Tecavüze uğrayan da duyarsız

Üniversitedeki birçok “seküler/modern kadın” için cinsel ilişkinin normal bir şey olduğunu söyleyen Gündoğdu, “Şahit olduğum olaylardan biri şu: 6 kişilik odalarda kalınıyordu ve kızın rızası dışında ilişkiye girildi. Burada tecavüz şiddet içermediyse, bunu görmezden gelme eğilimi yüksek oluyor. Seküler kadınlar ya direnmiyor ya da ifşa etmiyor. Bir nevi kadınlar da bu duruma duyarsızlaşmış durumda. Bütün yılını orada geçireceğin için bir mahalle baskısı da var. Ayrıca feministlerin düşündüğü gibi taciz ve tecavüzlerden sonra hayatları mahvoldu gibi bir durum da söz konusu değil. Haliyle bu durum erkekleri de cesaretlendirdi. Üniversitenin güneyinde rahip okulu olduğu için oradaki yurtlar karışık değil ve bu olaylar bu kadar yaygın değil. Fakat Kilyos’un ortamı buna müsait. Ayrıca ‘sol’ mahallede çok büyük bir tecavüz kültürü var. Bu da seküler serbestlikten geliyor. Özellikle bu kadın ‘feminist’ duyarlılığı yüksek, yani bu olayı bir onur meselesi haline getirecek duyarlılığa sahip değilse, gerçekten görmezden geliyor.” dedi.

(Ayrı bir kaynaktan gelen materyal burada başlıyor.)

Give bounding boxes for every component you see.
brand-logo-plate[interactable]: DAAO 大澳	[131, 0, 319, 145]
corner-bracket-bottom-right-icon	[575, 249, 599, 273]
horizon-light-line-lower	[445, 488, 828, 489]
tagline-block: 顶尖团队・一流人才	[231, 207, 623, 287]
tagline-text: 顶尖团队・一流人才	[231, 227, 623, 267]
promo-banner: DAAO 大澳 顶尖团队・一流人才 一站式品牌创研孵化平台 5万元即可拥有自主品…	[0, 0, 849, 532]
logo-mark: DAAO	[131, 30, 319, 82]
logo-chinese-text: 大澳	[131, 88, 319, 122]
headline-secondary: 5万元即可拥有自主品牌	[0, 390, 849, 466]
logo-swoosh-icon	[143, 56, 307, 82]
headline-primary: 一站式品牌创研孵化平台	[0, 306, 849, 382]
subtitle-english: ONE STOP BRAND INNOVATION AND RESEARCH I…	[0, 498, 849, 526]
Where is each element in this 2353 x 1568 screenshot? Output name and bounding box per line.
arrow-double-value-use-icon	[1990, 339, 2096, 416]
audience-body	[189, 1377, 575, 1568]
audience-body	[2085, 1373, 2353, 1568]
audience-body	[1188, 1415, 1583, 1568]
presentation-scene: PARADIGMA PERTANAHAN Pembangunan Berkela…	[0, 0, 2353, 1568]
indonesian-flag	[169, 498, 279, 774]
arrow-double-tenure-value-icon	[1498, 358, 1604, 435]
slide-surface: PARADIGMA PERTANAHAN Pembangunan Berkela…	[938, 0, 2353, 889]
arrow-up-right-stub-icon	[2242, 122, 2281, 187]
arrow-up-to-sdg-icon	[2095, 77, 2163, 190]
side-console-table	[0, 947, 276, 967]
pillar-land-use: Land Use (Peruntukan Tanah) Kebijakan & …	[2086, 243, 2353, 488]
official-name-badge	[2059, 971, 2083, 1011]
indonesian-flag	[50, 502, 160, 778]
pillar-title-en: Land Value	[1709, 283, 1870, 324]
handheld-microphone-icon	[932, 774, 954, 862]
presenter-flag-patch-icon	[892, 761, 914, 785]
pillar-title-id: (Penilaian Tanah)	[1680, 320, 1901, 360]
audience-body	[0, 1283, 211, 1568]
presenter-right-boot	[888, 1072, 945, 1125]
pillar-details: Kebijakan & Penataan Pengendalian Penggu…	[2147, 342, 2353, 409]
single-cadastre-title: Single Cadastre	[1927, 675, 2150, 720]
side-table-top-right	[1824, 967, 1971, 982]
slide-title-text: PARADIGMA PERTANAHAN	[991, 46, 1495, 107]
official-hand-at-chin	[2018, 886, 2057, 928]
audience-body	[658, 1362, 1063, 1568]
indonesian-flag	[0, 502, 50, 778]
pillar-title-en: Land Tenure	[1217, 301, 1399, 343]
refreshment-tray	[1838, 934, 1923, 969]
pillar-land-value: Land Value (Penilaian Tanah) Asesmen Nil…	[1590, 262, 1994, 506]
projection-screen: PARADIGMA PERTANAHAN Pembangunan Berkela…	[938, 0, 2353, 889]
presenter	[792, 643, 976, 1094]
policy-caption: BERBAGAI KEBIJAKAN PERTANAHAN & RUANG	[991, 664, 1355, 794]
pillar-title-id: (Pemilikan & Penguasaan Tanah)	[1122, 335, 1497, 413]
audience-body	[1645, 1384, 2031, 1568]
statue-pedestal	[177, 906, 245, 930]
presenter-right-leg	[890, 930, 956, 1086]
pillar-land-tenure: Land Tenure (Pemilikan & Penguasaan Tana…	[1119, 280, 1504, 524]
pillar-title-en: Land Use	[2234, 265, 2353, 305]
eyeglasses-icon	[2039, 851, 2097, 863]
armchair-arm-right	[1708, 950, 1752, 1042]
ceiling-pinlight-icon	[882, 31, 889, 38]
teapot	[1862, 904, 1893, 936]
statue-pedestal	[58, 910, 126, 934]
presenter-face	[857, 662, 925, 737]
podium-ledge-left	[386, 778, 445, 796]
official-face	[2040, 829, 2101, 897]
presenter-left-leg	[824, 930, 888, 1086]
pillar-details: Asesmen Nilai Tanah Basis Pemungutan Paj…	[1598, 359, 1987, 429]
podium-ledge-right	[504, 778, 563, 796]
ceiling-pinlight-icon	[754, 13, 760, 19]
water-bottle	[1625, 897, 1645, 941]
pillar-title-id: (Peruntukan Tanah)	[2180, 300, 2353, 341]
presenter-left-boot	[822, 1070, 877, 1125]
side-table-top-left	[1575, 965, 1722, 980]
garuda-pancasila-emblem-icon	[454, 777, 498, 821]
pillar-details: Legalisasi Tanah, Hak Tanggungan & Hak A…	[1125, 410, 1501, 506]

Akademisyen Taylan Acar birçok taciz olayının faili

Boğaziçili öğrencilerden biri de sosyal medya hesabından yaptığı bir paylaşımda Boğaziçi Sosyoloji Öğretim Üyesi Taylan Acar’ın öğrencilere karşı birden fazla taciz olayının faili olduğunu iddia etti. Acar’ın da bölüm tarafından korunduğunu, tacizlerinin üstünün örtülüp Almanya'ya kaçtığını, 1 yıldır ders vermediği halde hâlâ Boğaziçi'nden maaş aldığını söyledi.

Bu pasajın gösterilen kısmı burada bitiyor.